Couche-Tard Announces Q3 Results

“We continue to improve our network by adding quality stores, while divesting some stores that do not meet our profitability criteria,” says Couche-Tard CEO.

For its third quarter, Alimentation Couche-Tard Inc. has announced net earnings of $142.5 million, up $55.7 million or 64.2%, which equals $0.75 per share on a diluted basis, an increase of $0.27 per share or 56.3% over the third quarter of fiscal 2012 net earnings per share.

The increase in net earnings is mainly attributable to the contribution from acquisitions, to higher road transportation fuel margins, to the growing contribution of merchandise and service sales, to Couche-Tard’s sound management of its expenses as well as to a lower income tax rate. These items, which contributed to the growth in net earnings, were partially offset by the increase in financial expenses attributable to the additional debt that Couche-Tard incurred to finance the acquisition of Statoil Fuel & Retail as well as to a foreign exchange loss of $13.6 million. All financial information is in U.S. dollars unless stated otherwise.

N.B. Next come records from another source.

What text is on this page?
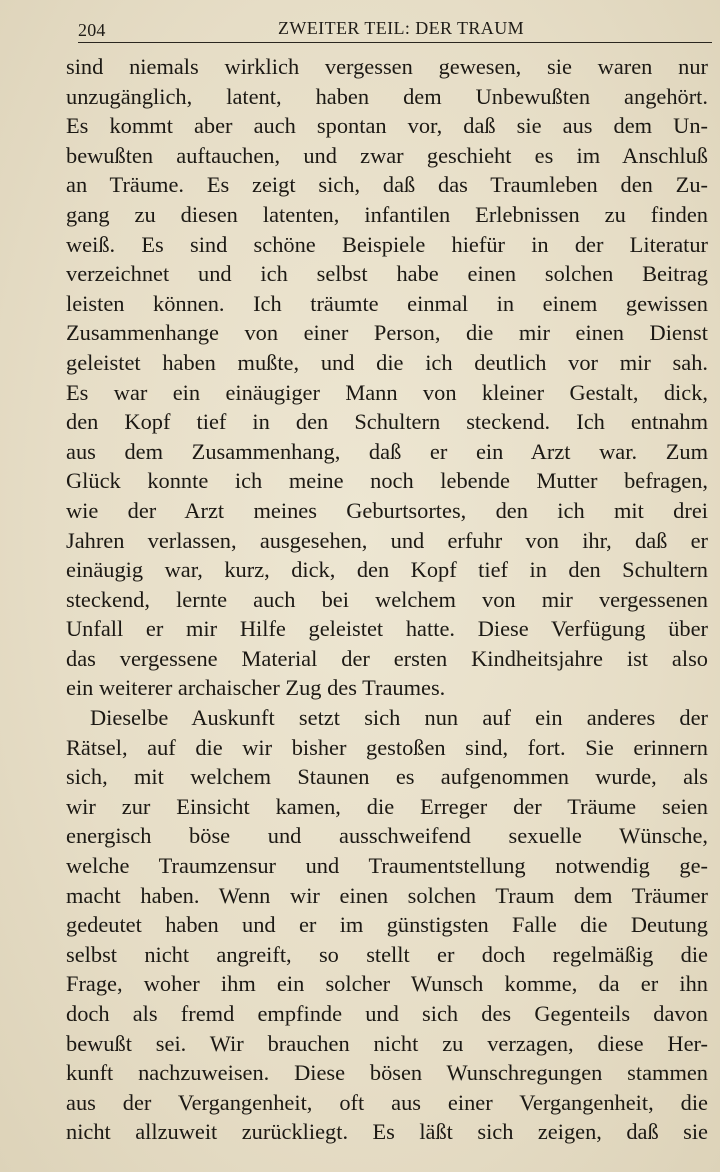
204	ZWEITER TEIL: DER TRAUM
sind niemals wirklich vergessen gewesen, sie waren nur
unzugänglich, latent, haben dem Unbewußten angehört.
Es kommt aber auch spontan vor, daß sie aus dem Un-
bewußten auftauchen, und zwar geschieht es im Anschluß
an Träume. Es zeigt sich, daß das Traumleben den Zu-
gang zu diesen latenten, infantilen Erlebnissen zu finden
weiß. Es sind schöne Beispiele hiefür in der Literatur
verzeichnet und ich selbst habe einen solchen Beitrag
leisten können. Ich träumte einmal in einem gewissen
Zusammenhange von einer Person, die mir einen Dienst
geleistet haben mußte, und die ich deutlich vor mir sah.
Es war ein einäugiger Mann von kleiner Gestalt, dick,
den Kopf tief in den Schultern steckend. Ich entnahm
aus dem Zusammenhang, daß er ein Arzt war. Zum
Glück konnte ich meine noch lebende Mutter befragen,
wie der Arzt meines Geburtsortes, den ich mit drei
Jahren verlassen, ausgesehen, und erfuhr von ihr, daß er
einäugig war, kurz, dick, den Kopf tief in den Schultern
steckend, lernte auch bei welchem von mir vergessenen
Unfall er mir Hilfe geleistet hatte. Diese Verfügung über
das vergessene Material der ersten Kindheitsjahre ist also
ein weiterer archaischer Zug des Traumes.
Dieselbe Auskunft setzt sich nun auf ein anderes der
Rätsel, auf die wir bisher gestoßen sind, fort. Sie erinnern
sich, mit welchem Staunen es aufgenommen wurde, als
wir zur Einsicht kamen, die Erreger der Träume seien
energisch böse und ausschweifend sexuelle Wünsche,
welche Traumzensur und Traumentstellung notwendig ge-
macht haben. Wenn wir einen solchen Traum dem Träumer
gedeutet haben und er im günstigsten Falle die Deutung
selbst nicht angreift, so stellt er doch regelmäßig die
Frage, woher ihm ein solcher Wunsch komme, da er ihn
doch als fremd empfinde und sich des Gegenteils davon
bewußt sei. Wir brauchen nicht zu verzagen, diese Her-
kunft nachzuweisen. Diese bösen Wunschregungen stammen
aus der Vergangenheit, oft aus einer Vergangenheit, die
nicht allzuweit zurückliegt. Es läßt sich zeigen, daß sie
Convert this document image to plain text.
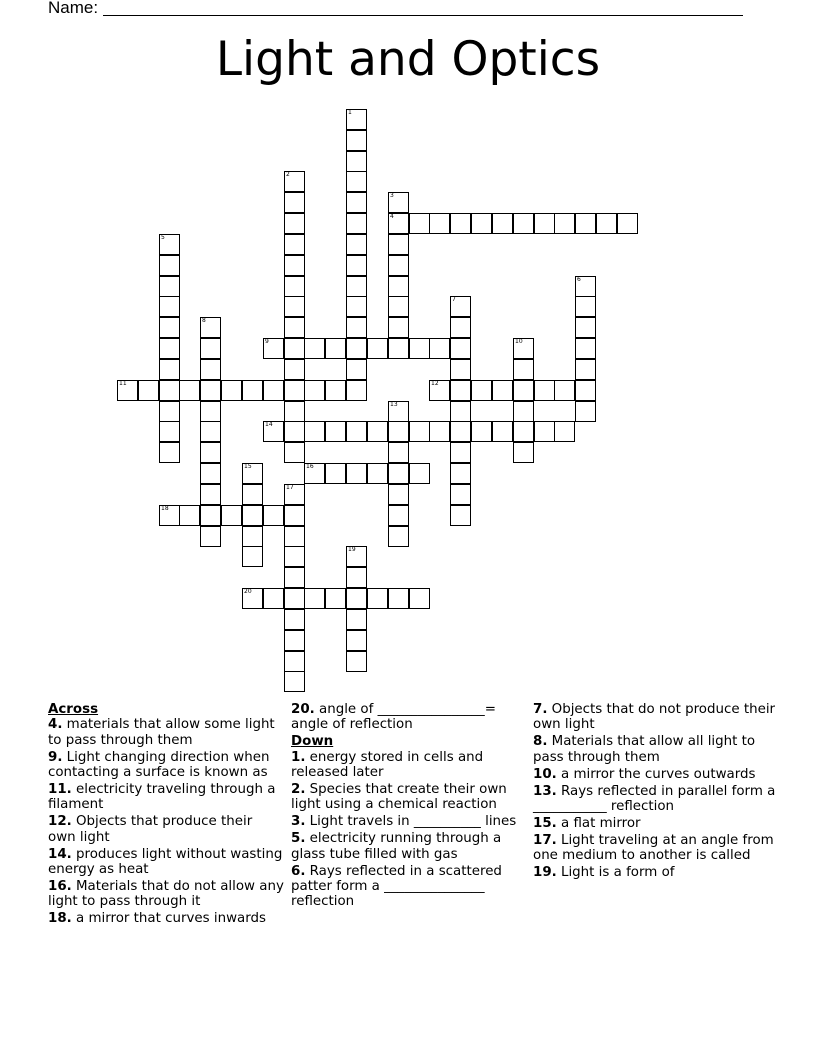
Name:
Light and Optics
1
2
3
4
5
6
7
8
9	10
11	12
13
14
15	16
17
18
19
20
Across
4. materials that allow some light to pass through them
9. Light changing direction when contacting a surface is known as
11. electricity traveling through a filament
12. Objects that produce their own light
14. produces light without wasting energy as heat
16. Materials that do not allow any light to pass through it
18. a mirror that curves inwards
20. angle of ________________= angle of reflection
Down
1. energy stored in cells and released later
2. Species that create their own light using a chemical reaction
3. Light travels in __________ lines
5. electricity running through a glass tube filled with gas
6. Rays reflected in a scattered patter form a _______________ reflection
7. Objects that do not produce their own light
8. Materials that allow all light to pass through them
10. a mirror the curves outwards
13. Rays reflected in parallel form a ___________ reflection
15. a flat mirror
17. Light traveling at an angle from one medium to another is called
19. Light is a form of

“Our recent acquisitions continue to contribute significantly to our results,” said Alain Bouchard, president and CEO. “We continue to improve our network by adding quality stores, while divesting some stores that do not meet our profitability criteria. Despite the difficult and uncertain conditions in some markets, we grew the organic contribution, both in terms of merchandise, service and motor fuel. With respect to Europe, we are making good progress on identifying and implementing opportunities to improve efficiency and increase revenues. Our analysis show that opportunities are numerous and as promising. Some can be implemented immediately while others may take more time as they require rigorous analysis and planning. We maintain our objective of $150 million to $200 million in annual synergies and cost savings to be realized by September 2015,” Bouchard concluded.

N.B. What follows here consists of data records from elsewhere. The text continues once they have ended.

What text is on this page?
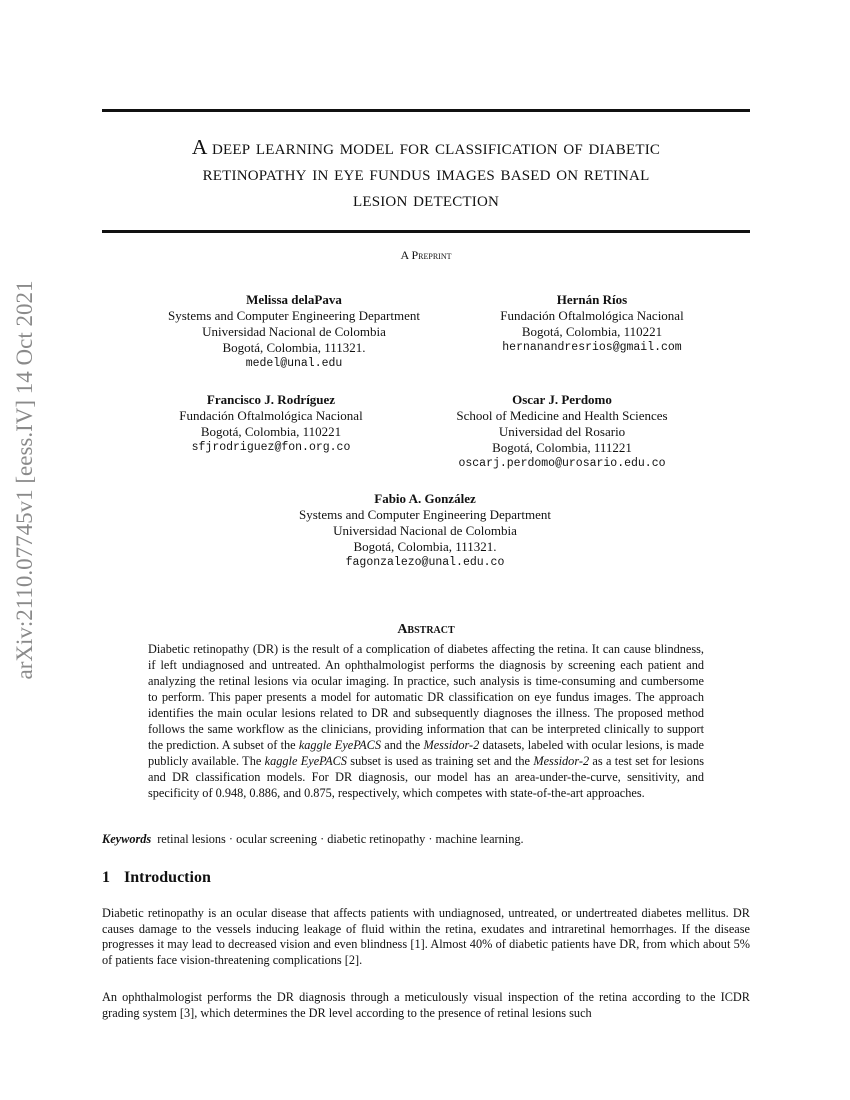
arXiv:2110.07745v1 [eess.IV] 14 Oct 2021
A deep learning model for classification of diabetic
retinopathy in eye fundus images based on retinal
lesion detection
A Preprint
Melissa delaPava
Systems and Computer Engineering Department
Universidad Nacional de Colombia
Bogotá, Colombia, 111321.
medel@unal.edu
Hernán Ríos
Fundación Oftalmológica Nacional
Bogotá, Colombia, 110221
hernanandresrios@gmail.com
Francisco J. Rodríguez
Fundación Oftalmológica Nacional
Bogotá, Colombia, 110221
sfjrodriguez@fon.org.co
Oscar J. Perdomo
School of Medicine and Health Sciences
Universidad del Rosario
Bogotá, Colombia, 111221
oscarj.perdomo@urosario.edu.co
Fabio A. González
Systems and Computer Engineering Department
Universidad Nacional de Colombia
Bogotá, Colombia, 111321.
fagonzalezo@unal.edu.co
Abstract
Diabetic retinopathy (DR) is the result of a complication of diabetes affecting the retina. It can cause blindness, if left undiagnosed and untreated. An ophthalmologist performs the diagnosis by screening each patient and analyzing the retinal lesions via ocular imaging. In practice, such analysis is time-consuming and cumbersome to perform. This paper presents a model for automatic DR classification on eye fundus images. The approach identifies the main ocular lesions related to DR and subsequently diagnoses the illness. The proposed method follows the same workflow as the clinicians, providing information that can be interpreted clinically to support the prediction. A subset of the kaggle EyePACS and the Messidor-2 datasets, labeled with ocular lesions, is made publicly available. The kaggle EyePACS subset is used as training set and the Messidor-2 as a test set for lesions and DR classification models. For DR diagnosis, our model has an area-under-the-curve, sensitivity, and specificity of 0.948, 0.886, and 0.875, respectively, which competes with state-of-the-art approaches.
Keywords retinal lesions · ocular screening · diabetic retinopathy · machine learning.
1 Introduction
Diabetic retinopathy is an ocular disease that affects patients with undiagnosed, untreated, or undertreated diabetes mellitus. DR causes damage to the vessels inducing leakage of fluid within the retina, exudates and intraretinal hemorrhages. If the disease progresses it may lead to decreased vision and even blindness [1]. Almost 40% of diabetic patients have DR, from which about 5% of patients face vision-threatening complications [2].
An ophthalmologist performs the DR diagnosis through a meticulously visual inspection of the retina according to the ICDR grading system [3], which determines the DR level according to the presence of retinal lesions such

“Since the acquisition of Statoil Fuel & Retail, we have achieved the goals we had set for ourselves from day one and we remain confident regarding synergies to come,” noted Raymond Paré, vice-president and chief financial officer. “Results from the last quarters are encouraging taking into consideration the economic uncertainty in many of our markets and when we compared ourselves to other retailers. We achieved our objective of constantly generating value for our shareholders and our partners, whether it was through organic growth, acquisitions, expense control or management of our balance sheet. Our balance sheet is solid and gives us the financial flexibility we need, at low cost.”

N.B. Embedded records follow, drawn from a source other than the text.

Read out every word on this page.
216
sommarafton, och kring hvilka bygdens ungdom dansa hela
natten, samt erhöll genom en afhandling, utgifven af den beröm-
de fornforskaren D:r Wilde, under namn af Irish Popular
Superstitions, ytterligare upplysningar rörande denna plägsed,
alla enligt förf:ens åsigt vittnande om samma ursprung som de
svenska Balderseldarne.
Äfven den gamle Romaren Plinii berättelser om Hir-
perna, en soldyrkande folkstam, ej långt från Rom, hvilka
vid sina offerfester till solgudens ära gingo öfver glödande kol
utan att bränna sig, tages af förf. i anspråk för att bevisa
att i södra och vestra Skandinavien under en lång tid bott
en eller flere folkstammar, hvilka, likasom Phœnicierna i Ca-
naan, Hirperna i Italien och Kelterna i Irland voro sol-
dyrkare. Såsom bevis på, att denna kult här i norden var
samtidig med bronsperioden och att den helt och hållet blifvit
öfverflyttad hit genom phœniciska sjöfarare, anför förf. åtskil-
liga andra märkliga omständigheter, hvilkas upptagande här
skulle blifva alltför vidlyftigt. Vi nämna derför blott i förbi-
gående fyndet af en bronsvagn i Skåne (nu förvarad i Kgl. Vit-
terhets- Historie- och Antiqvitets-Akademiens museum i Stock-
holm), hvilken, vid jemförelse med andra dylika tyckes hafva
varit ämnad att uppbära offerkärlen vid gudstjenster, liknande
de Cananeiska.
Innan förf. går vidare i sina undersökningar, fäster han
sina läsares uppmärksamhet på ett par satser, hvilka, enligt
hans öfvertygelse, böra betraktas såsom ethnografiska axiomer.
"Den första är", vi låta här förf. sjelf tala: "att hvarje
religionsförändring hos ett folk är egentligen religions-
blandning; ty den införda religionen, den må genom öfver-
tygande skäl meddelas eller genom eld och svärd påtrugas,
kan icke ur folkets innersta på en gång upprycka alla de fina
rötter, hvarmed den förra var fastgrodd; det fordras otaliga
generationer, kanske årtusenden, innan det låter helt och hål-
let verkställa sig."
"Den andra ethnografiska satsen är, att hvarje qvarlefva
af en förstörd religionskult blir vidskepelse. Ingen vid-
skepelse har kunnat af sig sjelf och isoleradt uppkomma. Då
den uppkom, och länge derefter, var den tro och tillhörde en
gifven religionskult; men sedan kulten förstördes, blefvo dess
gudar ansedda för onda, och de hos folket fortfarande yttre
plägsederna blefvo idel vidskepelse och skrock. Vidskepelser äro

 As of Feb. 3, 2013, the company had access to more than $1.3 billion through its operating credits and available cash. At the same date, on a pro forma basis, for the acquisition of Statoil Fuel & Retail, its adjusted net interest bearing debt to EBITDAR ratio of 3.25:1 remains comfortable, even before the positive impact of synergies. Finally, also as at Feb. 3, 2013, the average interest rate paid on its debt was approximately 2.49%, once the cross-currency swaps are taken into account while its  recent transactions have also allowed the company to benefit from varying maturities up to 10 years. “We are therefore in a good position to continue to reduce our leverage and to maintain our favorable risk profile in order to take advantage of acquisition opportunities,” he said.


 • Diluted net earnings per share of the third quarter are US 75 cents compared to US 48 cents last year, a 56.3% increase. Excluding the foreign exchange loss and acquisition costs, diluted net earnings per share would have been U.S. 81 cents, an increase of 65.3%.

• Total merchandise and service revenues up 4.4% in the U.S. and up 5.1% in Canada. In the U.S., excluding tobacco products, the increase is 2.6% on a same-store basis.

• Consolidated merchandise and service gross margin up US$189.5 million or 30.9%.

• Total road transportation fuel volume up 8.0% in the U.S. and up 5.8% in Canada.

• Road transportation fuel gross margin stood at US17.80 cents per gallon in the U.S., US10.46 cents per litre in Europe and Cdn5.88 cents per litre in Canada.

• Once adjusted for the usual items, expenses are up 0.2% for the third quarter.